Pour les raisons décrites précédemment, aucune des méthodes mentionnées ci-dessus n’a été jugée réalisable pour la surveillance des TSA au Canada au moment où la base de données NEDSAC a été créée. Nous avons donc plutôt créé des partenariats avec les organismes qui fournissent des services aux enfants atteints d’un TSA afin de détecter les cas de la façon la plus rentable possible. Cette approche, similaire à celle qui utilise les ensembles de données administratives pour estimer la prévalence, pourrait entraîner une sous-détection des cas, pour un certain nombre de raisons. Premièrement, en raison des méthodes utilisées par les organismes pour détecter les cas, il peut arriver que les TSA ne soient pas décelés chez certains enfants. Par exemple, dans de nombreuses bases de données sur l’éducation, un seul code scolaire spécial est attribué au cours d’une année donnée, de sorte qu’un enfant atteint d’un TSA qui appartient aussi à une autre catégorie spéciale peut se voir attribuer cet autre code scolaire15. De même, les données axées sur les services ne permettent pas de recenser les enfants satisfaisant aux critères de recherche associés aux TSA mais n’ayant pas reçu de diagnostic de TSA. Dans l’ensemble des sites du réseau Autism and Developmental Disabilities Monitoring Network, la proportion d’enfants auxquels une classification confirmée de TSA avait été attribuée était plus faible que les estimations liées à la prévalence obtenues au moyen de la méthodologie de surveillance et de la définition de cas employées par ce réseau9,10. De la même manière, les conclusions d’une étude en population effectuée à Olmsted County (Minnesota) ont révélé que seulement 46,8 % des enfants qui satisfaisaient aux critères de recherche associés aux TSA avaient déjà reçu un diagnostic de TSA16. Les constatations de la base de données NEDSAC devraient donc être considérées comme des estimations du seuil minimal de prévalence.

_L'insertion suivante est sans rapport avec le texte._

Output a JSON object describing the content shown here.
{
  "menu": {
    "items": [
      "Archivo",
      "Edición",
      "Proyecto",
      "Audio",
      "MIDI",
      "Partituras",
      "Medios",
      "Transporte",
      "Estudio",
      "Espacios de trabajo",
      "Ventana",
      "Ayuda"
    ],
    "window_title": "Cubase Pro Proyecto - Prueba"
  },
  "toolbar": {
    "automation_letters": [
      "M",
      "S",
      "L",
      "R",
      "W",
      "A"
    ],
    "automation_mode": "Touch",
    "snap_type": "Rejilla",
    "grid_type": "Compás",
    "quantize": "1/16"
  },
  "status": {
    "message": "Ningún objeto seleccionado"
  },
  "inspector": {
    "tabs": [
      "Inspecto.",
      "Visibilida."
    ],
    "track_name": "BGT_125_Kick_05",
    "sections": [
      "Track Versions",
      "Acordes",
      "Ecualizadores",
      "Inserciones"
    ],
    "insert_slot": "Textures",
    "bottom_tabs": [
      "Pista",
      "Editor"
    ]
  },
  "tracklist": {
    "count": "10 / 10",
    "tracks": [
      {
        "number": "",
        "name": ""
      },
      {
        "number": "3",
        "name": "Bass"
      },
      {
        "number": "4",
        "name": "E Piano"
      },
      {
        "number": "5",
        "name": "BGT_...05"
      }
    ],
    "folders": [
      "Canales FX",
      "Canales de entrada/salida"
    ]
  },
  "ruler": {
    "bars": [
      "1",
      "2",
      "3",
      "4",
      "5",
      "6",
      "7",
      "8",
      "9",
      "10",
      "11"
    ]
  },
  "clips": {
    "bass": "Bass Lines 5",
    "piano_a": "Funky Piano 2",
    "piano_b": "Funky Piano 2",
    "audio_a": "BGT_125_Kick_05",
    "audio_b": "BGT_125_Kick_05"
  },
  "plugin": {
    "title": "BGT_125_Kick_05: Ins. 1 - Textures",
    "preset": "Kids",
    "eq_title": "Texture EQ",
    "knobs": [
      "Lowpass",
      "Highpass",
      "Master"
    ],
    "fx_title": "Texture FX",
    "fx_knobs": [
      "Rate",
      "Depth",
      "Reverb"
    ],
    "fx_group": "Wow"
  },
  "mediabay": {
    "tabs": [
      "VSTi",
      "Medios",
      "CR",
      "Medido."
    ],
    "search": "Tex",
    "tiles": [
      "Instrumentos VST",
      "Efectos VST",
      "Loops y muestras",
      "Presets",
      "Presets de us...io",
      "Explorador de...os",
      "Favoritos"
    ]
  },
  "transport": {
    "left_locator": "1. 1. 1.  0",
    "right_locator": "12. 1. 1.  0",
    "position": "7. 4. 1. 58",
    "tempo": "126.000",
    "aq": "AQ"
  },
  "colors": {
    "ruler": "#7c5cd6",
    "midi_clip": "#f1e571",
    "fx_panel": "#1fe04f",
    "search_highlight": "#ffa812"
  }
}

Toutefois, à l’opposé du recours aux ensembles de données administratives pour l’estimation de la prévalence, le recensement des TSA chez les enfants par le biais des organismes qui offrent des services à cette population procure une plus grande assurance qu’il s’agit bel et bien de cas réels, étant donné que ces enfants ont reçu un diagnostic clinique de TSA. Cela permet également à l’équipe de recherche de communiquer avec les familles des enfants pour évaluer et confirmer directement le diagnostic chez un sous-ensemble de personnes.

  • [‡] Dans 10 points de surveillance sur 14 en 20029 et dans 6 points de surveillance sur 11 en 200610.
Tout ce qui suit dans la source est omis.